Per la prima volta, la Cina si trova a dover privilegiare le esigenze congiunturali piuttosto che la pianificazione a lungo termine, una novità che potrebbe disorientare i leader locali. La centralizzazione statale e la creazione di vincoli di dipendenza con altri Paesi rappresentano due aspetti della politica economica cinese, ai quali la leadership di Xi Jinping non intende né può rinunciare. Come ha scritto Raja Krishnamoorthi su Foreign Policy, il PCC sta deliberatamente agendo per preservare il controllo politico, anche a scapito dello sviluppo economico e della prosperità nazionale.

Da tempo sosteniamo che una politica estera più aggressiva è un modo per canalizzare il malcontento interno e distogliere l’attenzione dalle debolezze strutturali dell’economia cinese.
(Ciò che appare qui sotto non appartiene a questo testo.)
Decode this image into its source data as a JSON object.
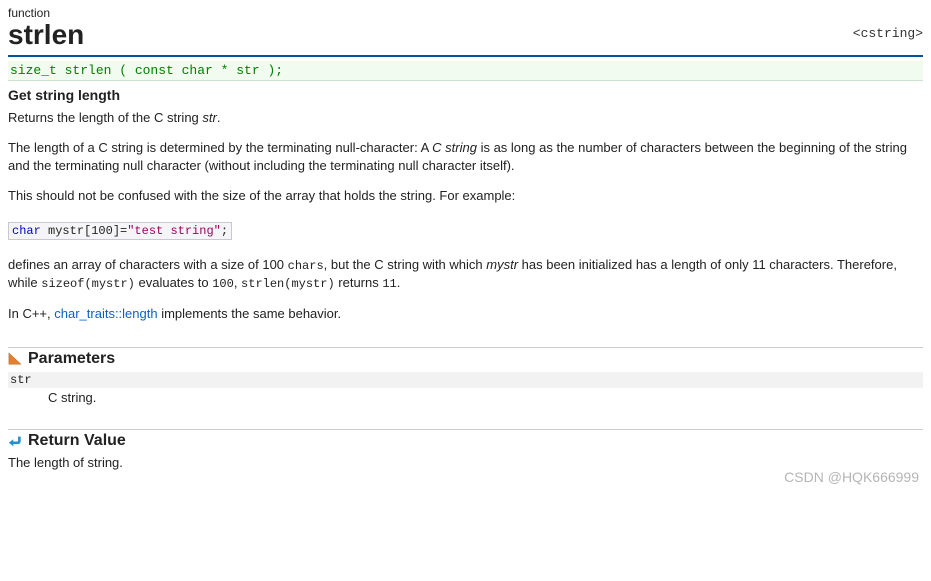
{
  "header": {
    "kind": "function",
    "name": "strlen",
    "include": "<cstring>"
  },
  "signature": "size_t strlen ( const char * str );",
  "subtitle": "Get string length",
  "p1_a": "Returns the length of the C string ",
  "p1_b": "str",
  "p1_c": ".",
  "p2_a": "The length of a C string is determined by the terminating null-character: A ",
  "p2_b": "C string",
  "p2_c": " is as long as the number of characters between the beginning of the string and the terminating null character (without including the terminating null character itself).",
  "p3": "This should not be confused with the size of the array that holds the string. For example:",
  "code": {
    "kw": "char",
    "decl": " mystr[100]=",
    "str": "\"test string\"",
    "tail": ";"
  },
  "p4_pre": "defines an array of characters with a size of 100 ",
  "p4_chars": "chars",
  "p4_mid": ", but the C string with which ",
  "p4_mystr": "mystr",
  "p4_after": " has been initialized has a length of only 11 characters. Therefore, while ",
  "p4_sizeof": "sizeof(mystr)",
  "p4_eval": " evaluates to ",
  "p4_100": "100",
  "p4_comma": ", ",
  "p4_strlen": "strlen(mystr)",
  "p4_returns": " returns ",
  "p4_11": "11",
  "p4_end": ".",
  "p5_pre": "In C++, ",
  "p5_link": "char_traits::length",
  "p5_post": " implements the same behavior.",
  "sections": {
    "params_title": "Parameters",
    "return_title": "Return Value"
  },
  "params": {
    "name": "str",
    "desc": "C string."
  },
  "return_desc": "The length of string.",
  "watermark": "CSDN @HQK666999"
}
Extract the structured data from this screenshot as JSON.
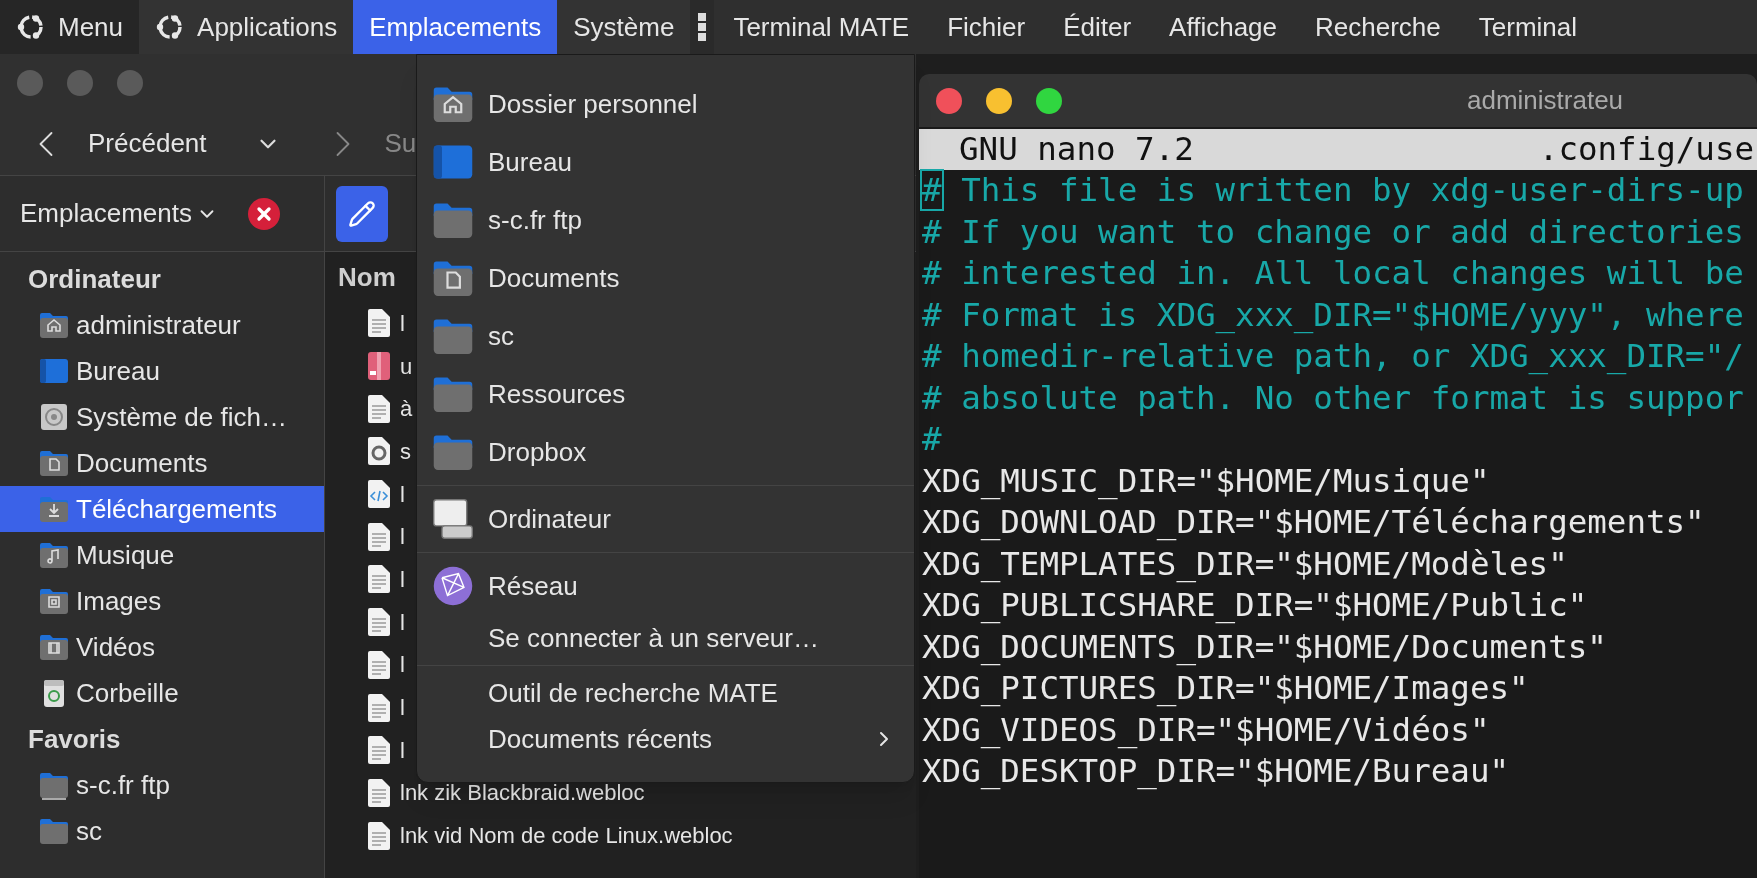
{
  "top_panel": {
    "items": [
      {
        "label": "Menu",
        "kind": "logo",
        "selected": false
      },
      {
        "label": "Applications",
        "kind": "logo",
        "selected": false
      },
      {
        "label": "Emplacements",
        "kind": "plain",
        "selected": true
      },
      {
        "label": "Système",
        "kind": "plain",
        "selected": false
      }
    ],
    "app_menus": [
      "Terminal MATE",
      "Fichier",
      "Éditer",
      "Affichage",
      "Recherche",
      "Terminal"
    ]
  },
  "file_manager": {
    "toolbar": {
      "back": "Précédent",
      "forward": "Su"
    },
    "sidebar": {
      "header": "Emplacements",
      "sections": [
        {
          "title": "Ordinateur",
          "items": [
            {
              "label": "administrateur",
              "kind": "home",
              "selected": false
            },
            {
              "label": "Bureau",
              "kind": "desktop",
              "selected": false
            },
            {
              "label": "Système de fich…",
              "kind": "disk",
              "selected": false
            },
            {
              "label": "Documents",
              "kind": "documents",
              "selected": false
            },
            {
              "label": "Téléchargements",
              "kind": "download",
              "selected": true
            },
            {
              "label": "Musique",
              "kind": "music",
              "selected": false
            },
            {
              "label": "Images",
              "kind": "pictures",
              "selected": false
            },
            {
              "label": "Vidéos",
              "kind": "videos",
              "selected": false
            },
            {
              "label": "Corbeille",
              "kind": "trash",
              "selected": false
            }
          ]
        },
        {
          "title": "Favoris",
          "items": [
            {
              "label": "s-c.fr ftp",
              "kind": "remote",
              "selected": false
            },
            {
              "label": "sc",
              "kind": "folder",
              "selected": false
            }
          ]
        }
      ]
    },
    "columns": [
      "Nom"
    ],
    "files": [
      {
        "name": "l",
        "kind": "text"
      },
      {
        "name": "u",
        "kind": "archive"
      },
      {
        "name": "à",
        "kind": "text"
      },
      {
        "name": "s",
        "kind": "disc"
      },
      {
        "name": "l",
        "kind": "code"
      },
      {
        "name": "l",
        "kind": "text"
      },
      {
        "name": "l",
        "kind": "text"
      },
      {
        "name": "l",
        "kind": "text"
      },
      {
        "name": "l",
        "kind": "text"
      },
      {
        "name": "l",
        "kind": "text"
      },
      {
        "name": "l",
        "kind": "text"
      },
      {
        "name": "lnk zik Blackbraid.webloc",
        "kind": "text"
      },
      {
        "name": "lnk vid Nom de code Linux.webloc",
        "kind": "text"
      }
    ]
  },
  "places_menu": {
    "groups": [
      [
        {
          "label": "Dossier personnel",
          "kind": "home"
        },
        {
          "label": "Bureau",
          "kind": "desktop"
        },
        {
          "label": "s-c.fr ftp",
          "kind": "folder"
        },
        {
          "label": "Documents",
          "kind": "documents"
        },
        {
          "label": "sc",
          "kind": "folder"
        },
        {
          "label": "Ressources",
          "kind": "folder"
        },
        {
          "label": "Dropbox",
          "kind": "folder"
        }
      ],
      [
        {
          "label": "Ordinateur",
          "kind": "computer"
        }
      ],
      [
        {
          "label": "Réseau",
          "kind": "network"
        },
        {
          "label": "Se connecter à un serveur…",
          "kind": "plain"
        }
      ],
      [
        {
          "label": "Outil de recherche MATE",
          "kind": "plain"
        },
        {
          "label": "Documents récents",
          "kind": "submenu"
        }
      ]
    ]
  },
  "terminal": {
    "title": "administrateu",
    "nano_header": {
      "version": "GNU nano 7.2",
      "file": ".config/use"
    },
    "lines": [
      {
        "kind": "comment",
        "text": "# This file is written by xdg-user-dirs-up",
        "cursor": true
      },
      {
        "kind": "comment",
        "text": "# If you want to change or add directories",
        "cursor": false
      },
      {
        "kind": "comment",
        "text": "# interested in. All local changes will be",
        "cursor": false
      },
      {
        "kind": "comment",
        "text": "# Format is XDG_xxx_DIR=\"$HOME/yyy\", where",
        "cursor": false
      },
      {
        "kind": "comment",
        "text": "# homedir-relative path, or XDG_xxx_DIR=\"/",
        "cursor": false
      },
      {
        "kind": "comment",
        "text": "# absolute path. No other format is suppor",
        "cursor": false
      },
      {
        "kind": "comment",
        "text": "#",
        "cursor": false
      },
      {
        "kind": "code",
        "text": "XDG_MUSIC_DIR=\"$HOME/Musique\"",
        "cursor": false
      },
      {
        "kind": "code",
        "text": "XDG_DOWNLOAD_DIR=\"$HOME/Téléchargements\"",
        "cursor": false
      },
      {
        "kind": "code",
        "text": "XDG_TEMPLATES_DIR=\"$HOME/Modèles\"",
        "cursor": false
      },
      {
        "kind": "code",
        "text": "XDG_PUBLICSHARE_DIR=\"$HOME/Public\"",
        "cursor": false
      },
      {
        "kind": "code",
        "text": "XDG_DOCUMENTS_DIR=\"$HOME/Documents\"",
        "cursor": false
      },
      {
        "kind": "code",
        "text": "XDG_PICTURES_DIR=\"$HOME/Images\"",
        "cursor": false
      },
      {
        "kind": "code",
        "text": "XDG_VIDEOS_DIR=\"$HOME/Vidéos\"",
        "cursor": false
      },
      {
        "kind": "code",
        "text": "XDG_DESKTOP_DIR=\"$HOME/Bureau\"",
        "cursor": false
      }
    ]
  }
}
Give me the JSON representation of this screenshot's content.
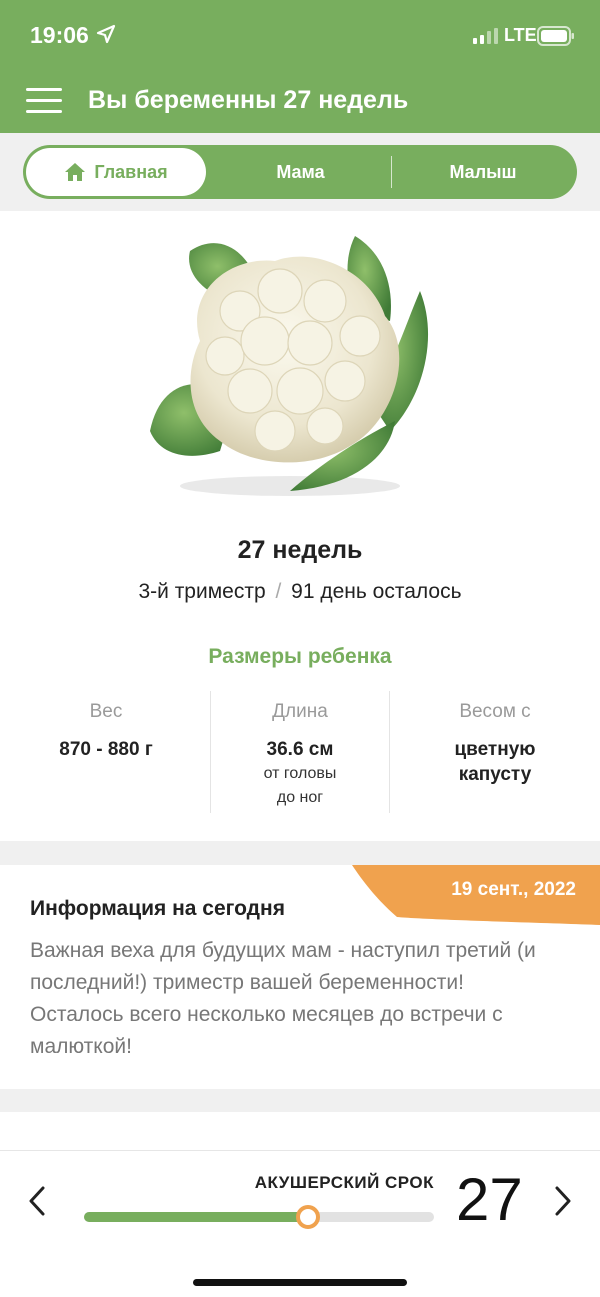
{
  "status_bar": {
    "time": "19:06",
    "network": "LTE"
  },
  "header": {
    "title": "Вы беременны 27 недель",
    "menu_icon": "hamburger-menu-icon"
  },
  "tabs": [
    {
      "label": "Главная",
      "icon": "home-icon",
      "active": true
    },
    {
      "label": "Мама",
      "active": false
    },
    {
      "label": "Малыш",
      "active": false
    }
  ],
  "week_card": {
    "image": "cauliflower",
    "weeks_title": "27 недель",
    "trimester": "3-й триместр",
    "separator": "/",
    "days_left": "91 день осталось",
    "sizes_title": "Размеры ребенка",
    "stats": [
      {
        "label": "Вес",
        "value": "870 - 880 г",
        "sub": []
      },
      {
        "label": "Длина",
        "value": "36.6 см",
        "sub": [
          "от головы",
          "до ног"
        ]
      },
      {
        "label": "Весом с",
        "value": [
          "цветную",
          "капусту"
        ],
        "sub": []
      }
    ]
  },
  "info_card": {
    "date": "19 сент., 2022",
    "title": "Информация на сегодня",
    "text": "Важная веха для будущих мам - наступил третий (и последний!) триместр вашей беременности! Осталось всего несколько месяцев до встречи с малюткой!"
  },
  "bottom_bar": {
    "label": "АКУШЕРСКИЙ СРОК",
    "week": "27",
    "progress": 0.64
  },
  "colors": {
    "primary": "#78ae5e",
    "accent": "#f0a24e"
  }
}
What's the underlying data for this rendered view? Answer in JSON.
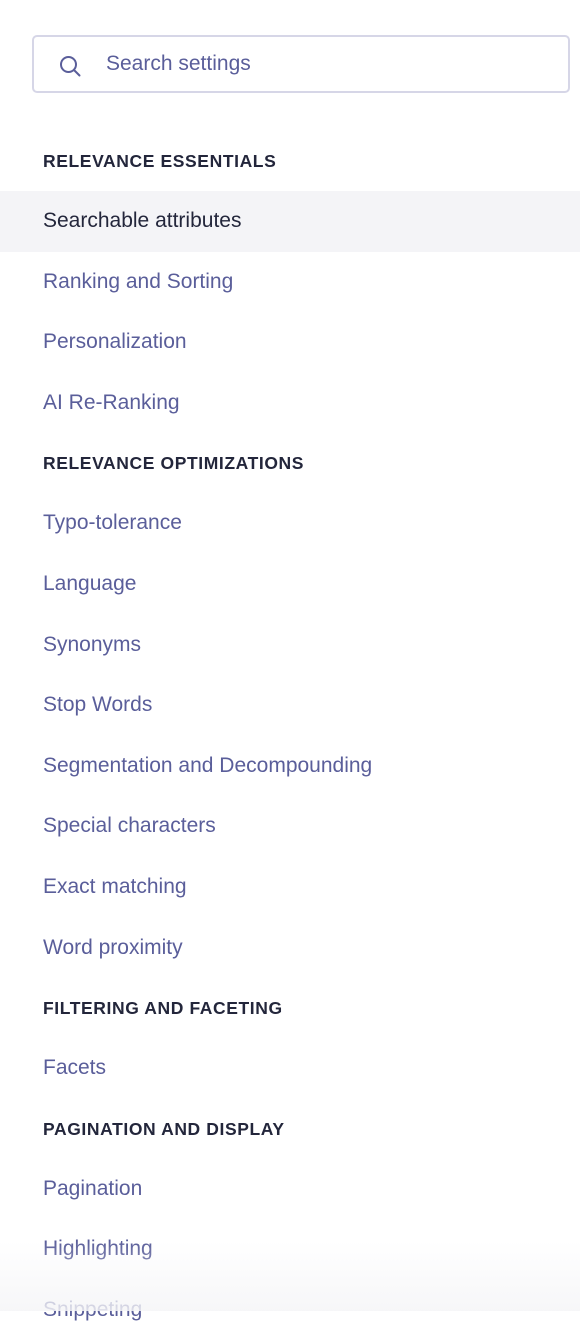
{
  "search": {
    "placeholder": "Search settings",
    "value": ""
  },
  "sections": [
    {
      "header": "RELEVANCE ESSENTIALS",
      "items": [
        {
          "label": "Searchable attributes",
          "active": true
        },
        {
          "label": "Ranking and Sorting"
        },
        {
          "label": "Personalization"
        },
        {
          "label": "AI Re-Ranking"
        }
      ]
    },
    {
      "header": "RELEVANCE OPTIMIZATIONS",
      "items": [
        {
          "label": "Typo-tolerance"
        },
        {
          "label": "Language"
        },
        {
          "label": "Synonyms"
        },
        {
          "label": "Stop Words"
        },
        {
          "label": "Segmentation and Decompounding"
        },
        {
          "label": "Special characters"
        },
        {
          "label": "Exact matching"
        },
        {
          "label": "Word proximity"
        }
      ]
    },
    {
      "header": "FILTERING AND FACETING",
      "items": [
        {
          "label": "Facets"
        }
      ]
    },
    {
      "header": "PAGINATION AND DISPLAY",
      "items": [
        {
          "label": "Pagination"
        },
        {
          "label": "Highlighting"
        },
        {
          "label": "Snippeting"
        }
      ]
    }
  ],
  "colors": {
    "header_text": "#23263b",
    "link_text": "#5a5e9a",
    "active_bg": "#f4f4f7",
    "search_border": "#d6d6e7"
  },
  "icons": {
    "search": "search-icon"
  }
}
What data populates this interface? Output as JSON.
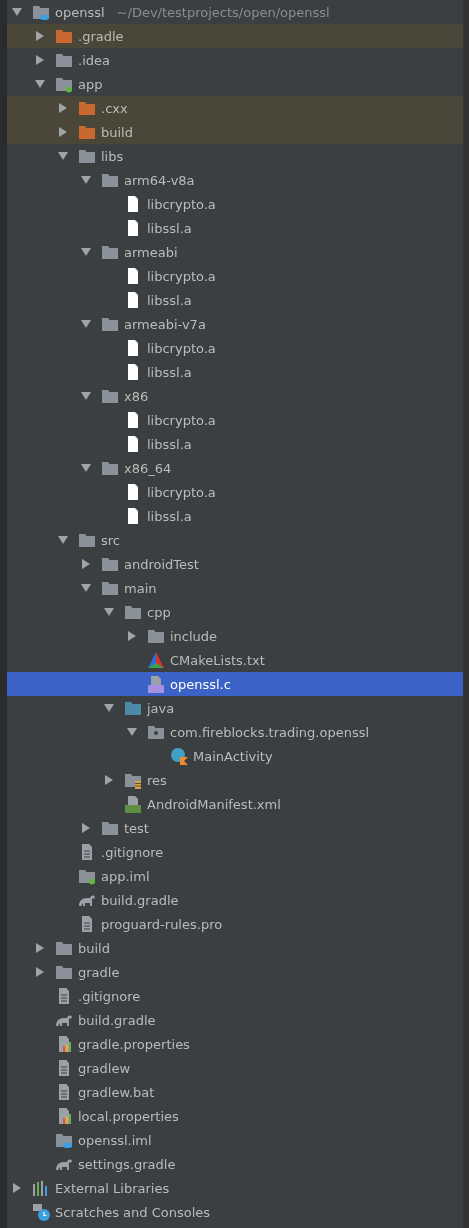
{
  "project_tree": [
    {
      "label": "openssl",
      "path": "~/Dev/testprojects/open/openssl",
      "kind": "project",
      "expanded": true,
      "selected": false,
      "excluded": false,
      "children": [
        {
          "label": ".gradle",
          "kind": "folder",
          "expanded": false,
          "selected": false,
          "excluded": true
        },
        {
          "label": ".idea",
          "kind": "folder",
          "expanded": false,
          "selected": false,
          "excluded": false
        },
        {
          "label": "app",
          "kind": "module",
          "expanded": true,
          "selected": false,
          "excluded": false,
          "children": [
            {
              "label": ".cxx",
              "kind": "folder",
              "expanded": false,
              "selected": false,
              "excluded": true
            },
            {
              "label": "build",
              "kind": "folder",
              "expanded": false,
              "selected": false,
              "excluded": true
            },
            {
              "label": "libs",
              "kind": "folder",
              "expanded": true,
              "selected": false,
              "excluded": false,
              "children": [
                {
                  "label": "arm64-v8a",
                  "kind": "folder",
                  "expanded": true,
                  "selected": false,
                  "excluded": false,
                  "children": [
                    {
                      "label": "libcrypto.a",
                      "kind": "file",
                      "selected": false,
                      "excluded": false
                    },
                    {
                      "label": "libssl.a",
                      "kind": "file",
                      "selected": false,
                      "excluded": false
                    }
                  ]
                },
                {
                  "label": "armeabi",
                  "kind": "folder",
                  "expanded": true,
                  "selected": false,
                  "excluded": false,
                  "children": [
                    {
                      "label": "libcrypto.a",
                      "kind": "file",
                      "selected": false,
                      "excluded": false
                    },
                    {
                      "label": "libssl.a",
                      "kind": "file",
                      "selected": false,
                      "excluded": false
                    }
                  ]
                },
                {
                  "label": "armeabi-v7a",
                  "kind": "folder",
                  "expanded": true,
                  "selected": false,
                  "excluded": false,
                  "children": [
                    {
                      "label": "libcrypto.a",
                      "kind": "file",
                      "selected": false,
                      "excluded": false
                    },
                    {
                      "label": "libssl.a",
                      "kind": "file",
                      "selected": false,
                      "excluded": false
                    }
                  ]
                },
                {
                  "label": "x86",
                  "kind": "folder",
                  "expanded": true,
                  "selected": false,
                  "excluded": false,
                  "children": [
                    {
                      "label": "libcrypto.a",
                      "kind": "file",
                      "selected": false,
                      "excluded": false
                    },
                    {
                      "label": "libssl.a",
                      "kind": "file",
                      "selected": false,
                      "excluded": false
                    }
                  ]
                },
                {
                  "label": "x86_64",
                  "kind": "folder",
                  "expanded": true,
                  "selected": false,
                  "excluded": false,
                  "children": [
                    {
                      "label": "libcrypto.a",
                      "kind": "file",
                      "selected": false,
                      "excluded": false
                    },
                    {
                      "label": "libssl.a",
                      "kind": "file",
                      "selected": false,
                      "excluded": false
                    }
                  ]
                }
              ]
            },
            {
              "label": "src",
              "kind": "folder",
              "expanded": true,
              "selected": false,
              "excluded": false,
              "children": [
                {
                  "label": "androidTest",
                  "kind": "folder",
                  "expanded": false,
                  "selected": false,
                  "excluded": false
                },
                {
                  "label": "main",
                  "kind": "folder",
                  "expanded": true,
                  "selected": false,
                  "excluded": false,
                  "children": [
                    {
                      "label": "cpp",
                      "kind": "folder",
                      "expanded": true,
                      "selected": false,
                      "excluded": false,
                      "children": [
                        {
                          "label": "include",
                          "kind": "folder",
                          "expanded": false,
                          "selected": false,
                          "excluded": false
                        },
                        {
                          "label": "CMakeLists.txt",
                          "kind": "cmake",
                          "selected": false,
                          "excluded": false
                        },
                        {
                          "label": "openssl.c",
                          "kind": "cfile",
                          "selected": true,
                          "excluded": false
                        }
                      ]
                    },
                    {
                      "label": "java",
                      "kind": "source",
                      "expanded": true,
                      "selected": false,
                      "excluded": false,
                      "children": [
                        {
                          "label": "com.fireblocks.trading.openssl",
                          "kind": "package",
                          "expanded": true,
                          "selected": false,
                          "excluded": false,
                          "children": [
                            {
                              "label": "MainActivity",
                              "kind": "kotlin",
                              "selected": false,
                              "excluded": false
                            }
                          ]
                        }
                      ]
                    },
                    {
                      "label": "res",
                      "kind": "res",
                      "expanded": false,
                      "selected": false,
                      "excluded": false
                    },
                    {
                      "label": "AndroidManifest.xml",
                      "kind": "manifest",
                      "selected": false,
                      "excluded": false
                    }
                  ]
                },
                {
                  "label": "test",
                  "kind": "folder",
                  "expanded": false,
                  "selected": false,
                  "excluded": false
                }
              ]
            },
            {
              "label": ".gitignore",
              "kind": "text",
              "selected": false,
              "excluded": false
            },
            {
              "label": "app.iml",
              "kind": "moduleiml",
              "selected": false,
              "excluded": false
            },
            {
              "label": "build.gradle",
              "kind": "gradle",
              "selected": false,
              "excluded": false
            },
            {
              "label": "proguard-rules.pro",
              "kind": "text",
              "selected": false,
              "excluded": false
            }
          ]
        },
        {
          "label": "build",
          "kind": "folder",
          "expanded": false,
          "selected": false,
          "excluded": false
        },
        {
          "label": "gradle",
          "kind": "folder",
          "expanded": false,
          "selected": false,
          "excluded": false
        },
        {
          "label": ".gitignore",
          "kind": "text",
          "selected": false,
          "excluded": false
        },
        {
          "label": "build.gradle",
          "kind": "gradle",
          "selected": false,
          "excluded": false
        },
        {
          "label": "gradle.properties",
          "kind": "properties",
          "selected": false,
          "excluded": false
        },
        {
          "label": "gradlew",
          "kind": "text",
          "selected": false,
          "excluded": false
        },
        {
          "label": "gradlew.bat",
          "kind": "text",
          "selected": false,
          "excluded": false
        },
        {
          "label": "local.properties",
          "kind": "properties",
          "selected": false,
          "excluded": false
        },
        {
          "label": "openssl.iml",
          "kind": "projectiml",
          "selected": false,
          "excluded": false
        },
        {
          "label": "settings.gradle",
          "kind": "gradle",
          "selected": false,
          "excluded": false
        }
      ]
    },
    {
      "label": "External Libraries",
      "kind": "libraries",
      "expanded": false,
      "selected": false,
      "excluded": false
    },
    {
      "label": "Scratches and Consoles",
      "kind": "scratches",
      "selected": false,
      "excluded": false
    }
  ]
}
Tuttavia, ora il governo si trova davanti a una scelta le cui conseguenze definiranno il futuro del Paese. È probabile che Xi non voglia rinunciare al rigido controllo del Partito sull’economia, negando così al Paese le riforme e le libertà economiche necessarie per una crescita sostenuta. Non sarebbe la prima volta che un regime dà priorità alla geopolitica e alla politica di potenza rispetto alle questioni interne.